This is the 400th installment of The game of sciencewhich means almost eight years of uninterrupted publication in the pages of Matterso it seems opportune to dedicate a few minutes of attention to these two very special and closely related numbers, 8 and 400.
For moviegoers, the number 400 immediately reminds us of François Truffaut’s masterpiece, the four hundred blowswhose title refers to the French phrase faire les quatre cents cups, which means something like “do the thousand and one”. But why four hundred and not a hundred or a thousand or another more common round number?
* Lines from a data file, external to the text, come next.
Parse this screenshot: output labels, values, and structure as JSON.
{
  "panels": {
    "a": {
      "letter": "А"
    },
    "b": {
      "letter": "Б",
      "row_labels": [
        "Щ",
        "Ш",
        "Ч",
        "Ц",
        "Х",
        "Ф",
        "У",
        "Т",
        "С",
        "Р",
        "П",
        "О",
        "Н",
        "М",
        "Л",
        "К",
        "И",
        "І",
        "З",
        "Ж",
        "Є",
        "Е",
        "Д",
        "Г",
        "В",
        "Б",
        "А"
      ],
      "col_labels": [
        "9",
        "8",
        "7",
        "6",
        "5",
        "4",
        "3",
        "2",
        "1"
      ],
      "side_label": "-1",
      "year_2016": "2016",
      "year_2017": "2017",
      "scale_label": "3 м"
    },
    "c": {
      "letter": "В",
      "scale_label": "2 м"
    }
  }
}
As for 8, this article could be filled with the mere description of its properties: it is the first perfect cube (not counting the trivial cases of 0 and 1, which are the cubes of themselves), it is a Fibonacci number, a cake number, a practical number, a Leyland number (in future installments we will deal with all of them) and many other things (infinite, if we knock it down). I invite my shrewd readers to look for other properties of this very special number, and also to deduce how this curious sequence continues that skips 7 so that its seventh term is 8:
1, 2, 3, 4, 5, 6, 8, 9, 10, 12, 15, 16, 18, 20, 24, 25, 27, 30…
(For once and without setting a precedent, I will not give the solution next week but in the next paragraph, so if you accept the challenge, do not continue reading until you have found the next terms in the sequence.)
The following terms are 32, 36, 40, 45, 48, 50, 54, 60…, since it is the sequence of regular numbers, that is, whose only prime factors are 2, 3 and/or 5. Therefore, 400 is a regular number, since 400 = 2⁴ x 5².
Regular numbers are also called “soft 5” because 5 is the largest prime that can appear in their factorization.
Since 2 x 3 x 5 = 30, all regular numbers are divisors of some power of 30, and hence also of some power of 60, so they are of great importance in relation to the Babylonian sexagesimal numeral system. (which we still use in our clocks and when measuring angles). And computer scientists may know them as Hamming numbers (named after the American mathematician Richard Hamming and his algorithms for generating regular numbers).
On the other hand, the number 400 is the sum of the first four powers of 7: 400 = 1 + 7 + 49 + 343. Can you write 400 in base 7 in less than 7 seconds?
Ten fingers or twenty?
In the Mayan numeral system, a vigesimal positional system, 400 (20 x 20) was the value of the digits of the third level: in the first were the units, in the second the scores and in the third the four hundred. It has been said that the Mayans probably developed this system because, when sitting cross-legged and barefoot (what in yoga is called the Tailor’s Pose), they had 20 appendages to count with their fingers. But the other Indians (the real ones, the ones from India) also used to sit like this and go barefoot, and they invented the decimal positional system.
Why did they only have their fingers, while also having their toes at their disposal? Could it be that the decimal system, which is the one that has ended up being imposed throughout the world, has some advantage over the vigesimal? What can that advantage be?